Since partition northern nationalists have invested their personal authority and pride in the national flag and that was an important act of resistance and claim to nationhood.

With the many other acts of resistance – armed and political – it kept alive the struggle for a united Ireland.

Due to the peace process, the Good Friday Agreement and the many, many positive changes, the north is a wholly different place to what it once was.

It is time for the cultural identity of northern nationalists to be legally recognised and accepted on an equal basis to that of unionists.

As the north’s only Seanadóir, Niall Ó Donnghaile is facing a formidable task of bringing the Seanad to the people of the north and the people of the north to the Seanad.

But he will ably assisted in his task by the other Seanadóirí, the 23 TDs and Gerry Adams, who has the overall responsibility for national political initiatives in the Dáil.

But he has been well-chosen, groomed and prepared in his short thirty-one years of life to carry a ‘Uniting Ireland – north/south integration’ portfolio under his youthful arm.

I know Niall’s parents, Ann and Paddy, well. They belong to that special 1960s generation of republicans out of which the modern IRA and Sinn Féin came.

Both are former political prisoners. Niall’s extended maternal and paternal family can trace their republican politics to partition.

They educated their children through the Irish medium sector at a time of sparse resources, when door-to-door collections were the funding norm.

Today Niall is liofa (fluent) in both Irish and English.

His time spent on the streets of his Short Strand/ Ballymacarrett community over many years, protecting it from attack by loyalists; his two terms as a Belfast city councillor and his year as mayor of Belfast – a demanding job indeed – and one in which he excelled, will give him the depth and breadth of experience required for the national political stage.

His immediate focus is to steer a bill through the Seanad in tandem with a proposal from Gerry Adams in the Dáil to change the south’s constitution to allow people from the north to vote in presidential elections. A much-needed and much sought after desire by northern nationalists.

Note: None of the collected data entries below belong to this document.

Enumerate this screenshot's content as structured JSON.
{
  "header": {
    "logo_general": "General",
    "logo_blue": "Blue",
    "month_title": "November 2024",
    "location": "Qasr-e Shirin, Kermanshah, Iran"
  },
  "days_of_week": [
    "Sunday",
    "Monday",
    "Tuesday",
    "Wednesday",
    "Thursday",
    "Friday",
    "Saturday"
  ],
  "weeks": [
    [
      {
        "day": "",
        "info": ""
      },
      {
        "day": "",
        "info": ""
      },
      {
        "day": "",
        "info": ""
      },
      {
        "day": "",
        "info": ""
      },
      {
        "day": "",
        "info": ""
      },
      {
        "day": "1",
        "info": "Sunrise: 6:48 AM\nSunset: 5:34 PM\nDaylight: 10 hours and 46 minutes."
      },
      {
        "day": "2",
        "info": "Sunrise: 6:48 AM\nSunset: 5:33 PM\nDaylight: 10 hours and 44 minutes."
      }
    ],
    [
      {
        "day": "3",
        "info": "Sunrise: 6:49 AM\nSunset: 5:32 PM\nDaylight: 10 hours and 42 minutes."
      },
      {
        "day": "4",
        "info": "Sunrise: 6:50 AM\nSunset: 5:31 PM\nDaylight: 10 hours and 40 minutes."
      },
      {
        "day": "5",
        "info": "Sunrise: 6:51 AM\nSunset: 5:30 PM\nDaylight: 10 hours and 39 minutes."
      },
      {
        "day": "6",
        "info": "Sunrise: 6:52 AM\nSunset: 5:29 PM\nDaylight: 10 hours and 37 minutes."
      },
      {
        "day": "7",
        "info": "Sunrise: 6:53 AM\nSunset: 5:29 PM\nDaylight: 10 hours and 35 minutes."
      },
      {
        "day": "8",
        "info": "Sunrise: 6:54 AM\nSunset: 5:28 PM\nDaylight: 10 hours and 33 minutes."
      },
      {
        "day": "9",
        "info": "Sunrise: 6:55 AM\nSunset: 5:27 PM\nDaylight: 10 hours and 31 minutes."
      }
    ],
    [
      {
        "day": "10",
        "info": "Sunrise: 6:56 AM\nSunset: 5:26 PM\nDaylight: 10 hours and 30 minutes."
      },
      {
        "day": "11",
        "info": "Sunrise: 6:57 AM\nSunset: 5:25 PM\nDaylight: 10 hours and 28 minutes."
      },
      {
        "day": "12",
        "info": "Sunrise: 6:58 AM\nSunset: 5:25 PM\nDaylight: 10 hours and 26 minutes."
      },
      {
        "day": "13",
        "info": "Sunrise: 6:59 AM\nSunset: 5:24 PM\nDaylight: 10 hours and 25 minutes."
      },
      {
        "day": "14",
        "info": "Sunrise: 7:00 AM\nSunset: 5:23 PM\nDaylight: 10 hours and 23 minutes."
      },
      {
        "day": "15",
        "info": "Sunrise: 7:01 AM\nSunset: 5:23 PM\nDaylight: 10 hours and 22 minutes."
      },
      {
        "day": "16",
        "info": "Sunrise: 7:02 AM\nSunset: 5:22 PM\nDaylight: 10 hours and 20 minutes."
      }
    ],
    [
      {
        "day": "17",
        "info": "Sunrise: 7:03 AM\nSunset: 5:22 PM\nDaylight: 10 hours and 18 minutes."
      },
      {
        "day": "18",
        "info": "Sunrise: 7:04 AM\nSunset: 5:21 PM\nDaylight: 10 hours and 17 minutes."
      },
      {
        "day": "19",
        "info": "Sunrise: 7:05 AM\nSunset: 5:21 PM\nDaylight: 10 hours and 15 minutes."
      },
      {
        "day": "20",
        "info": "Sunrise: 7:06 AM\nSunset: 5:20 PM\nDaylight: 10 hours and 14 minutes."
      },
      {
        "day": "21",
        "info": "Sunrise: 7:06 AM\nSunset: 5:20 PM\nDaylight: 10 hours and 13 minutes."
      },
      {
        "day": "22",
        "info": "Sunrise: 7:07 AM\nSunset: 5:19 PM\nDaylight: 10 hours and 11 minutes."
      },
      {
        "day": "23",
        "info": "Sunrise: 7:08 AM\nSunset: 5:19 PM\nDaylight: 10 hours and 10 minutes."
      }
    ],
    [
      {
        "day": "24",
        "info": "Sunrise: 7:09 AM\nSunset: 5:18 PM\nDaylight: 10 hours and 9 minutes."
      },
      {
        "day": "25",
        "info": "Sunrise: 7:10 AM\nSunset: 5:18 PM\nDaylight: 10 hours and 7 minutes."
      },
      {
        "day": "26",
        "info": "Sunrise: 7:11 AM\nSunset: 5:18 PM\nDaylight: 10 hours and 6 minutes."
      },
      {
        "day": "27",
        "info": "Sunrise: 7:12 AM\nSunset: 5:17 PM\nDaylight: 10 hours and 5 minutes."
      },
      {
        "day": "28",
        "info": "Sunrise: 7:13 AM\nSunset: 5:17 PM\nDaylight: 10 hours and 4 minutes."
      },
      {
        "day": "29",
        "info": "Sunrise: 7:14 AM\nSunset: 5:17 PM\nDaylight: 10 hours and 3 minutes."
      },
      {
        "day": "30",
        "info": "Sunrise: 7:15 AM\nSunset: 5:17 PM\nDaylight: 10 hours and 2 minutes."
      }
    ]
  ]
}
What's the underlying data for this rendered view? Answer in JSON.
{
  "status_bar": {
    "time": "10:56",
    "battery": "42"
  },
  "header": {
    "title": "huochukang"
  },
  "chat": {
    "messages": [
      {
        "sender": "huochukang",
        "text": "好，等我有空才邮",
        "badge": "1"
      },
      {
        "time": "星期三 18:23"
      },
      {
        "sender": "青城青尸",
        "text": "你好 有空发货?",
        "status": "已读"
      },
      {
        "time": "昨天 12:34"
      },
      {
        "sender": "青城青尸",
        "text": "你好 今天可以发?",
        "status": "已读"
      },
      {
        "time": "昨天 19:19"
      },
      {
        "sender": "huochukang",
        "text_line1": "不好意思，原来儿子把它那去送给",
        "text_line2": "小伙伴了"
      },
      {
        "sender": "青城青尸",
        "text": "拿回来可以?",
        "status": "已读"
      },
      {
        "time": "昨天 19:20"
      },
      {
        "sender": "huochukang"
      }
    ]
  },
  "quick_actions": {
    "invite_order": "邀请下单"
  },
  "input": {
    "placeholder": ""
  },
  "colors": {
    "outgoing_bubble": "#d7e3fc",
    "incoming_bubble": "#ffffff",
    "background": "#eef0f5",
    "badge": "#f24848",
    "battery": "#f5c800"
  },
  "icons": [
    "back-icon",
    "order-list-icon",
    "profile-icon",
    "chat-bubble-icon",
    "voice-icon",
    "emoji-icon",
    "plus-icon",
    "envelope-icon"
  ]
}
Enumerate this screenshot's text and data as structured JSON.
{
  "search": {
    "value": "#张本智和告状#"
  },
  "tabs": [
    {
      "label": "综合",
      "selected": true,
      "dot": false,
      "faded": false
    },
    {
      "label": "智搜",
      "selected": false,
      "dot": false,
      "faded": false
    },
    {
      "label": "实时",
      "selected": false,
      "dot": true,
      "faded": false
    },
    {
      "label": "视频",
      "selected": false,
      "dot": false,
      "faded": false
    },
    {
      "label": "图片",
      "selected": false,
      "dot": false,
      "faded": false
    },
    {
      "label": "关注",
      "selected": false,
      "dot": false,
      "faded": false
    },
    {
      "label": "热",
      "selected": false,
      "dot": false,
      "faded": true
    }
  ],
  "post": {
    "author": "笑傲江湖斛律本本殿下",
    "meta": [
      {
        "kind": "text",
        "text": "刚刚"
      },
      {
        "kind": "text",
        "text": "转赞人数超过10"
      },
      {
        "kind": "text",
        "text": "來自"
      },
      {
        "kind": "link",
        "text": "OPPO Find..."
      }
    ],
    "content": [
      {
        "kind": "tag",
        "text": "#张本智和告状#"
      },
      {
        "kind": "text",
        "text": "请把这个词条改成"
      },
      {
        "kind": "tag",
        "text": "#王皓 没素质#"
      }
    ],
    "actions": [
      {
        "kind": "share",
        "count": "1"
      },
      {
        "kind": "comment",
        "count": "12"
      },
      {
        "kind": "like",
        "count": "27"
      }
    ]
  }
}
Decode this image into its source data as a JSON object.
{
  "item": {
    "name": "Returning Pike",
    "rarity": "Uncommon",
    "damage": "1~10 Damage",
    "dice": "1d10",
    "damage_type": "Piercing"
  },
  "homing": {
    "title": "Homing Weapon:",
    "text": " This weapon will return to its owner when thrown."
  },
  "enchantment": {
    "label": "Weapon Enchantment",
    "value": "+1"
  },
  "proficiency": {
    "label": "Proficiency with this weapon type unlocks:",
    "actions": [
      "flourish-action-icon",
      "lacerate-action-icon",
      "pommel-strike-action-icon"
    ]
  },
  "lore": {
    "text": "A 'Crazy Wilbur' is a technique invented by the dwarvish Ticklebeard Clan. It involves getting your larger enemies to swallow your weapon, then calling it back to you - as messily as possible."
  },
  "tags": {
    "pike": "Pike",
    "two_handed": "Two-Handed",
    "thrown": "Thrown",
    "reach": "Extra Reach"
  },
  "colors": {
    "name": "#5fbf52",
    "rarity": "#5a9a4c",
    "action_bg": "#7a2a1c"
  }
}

He is also keen to assist relatives seeking a resolution of the legacy issue and will lend his support to the completion of the Narrow Water Bridge; the high-speed rail between Belfast and Dublin and to challenge the informal Irish government and Fianna Fáil coalition over their austerity measures and assist further development of national politics through the many organisations out there already doing so.

I look forward to the day when sitting in an MLA's office at the assembly I can look out the window and see an Irish tricolour legally flying over Stormont alongside the Union flag.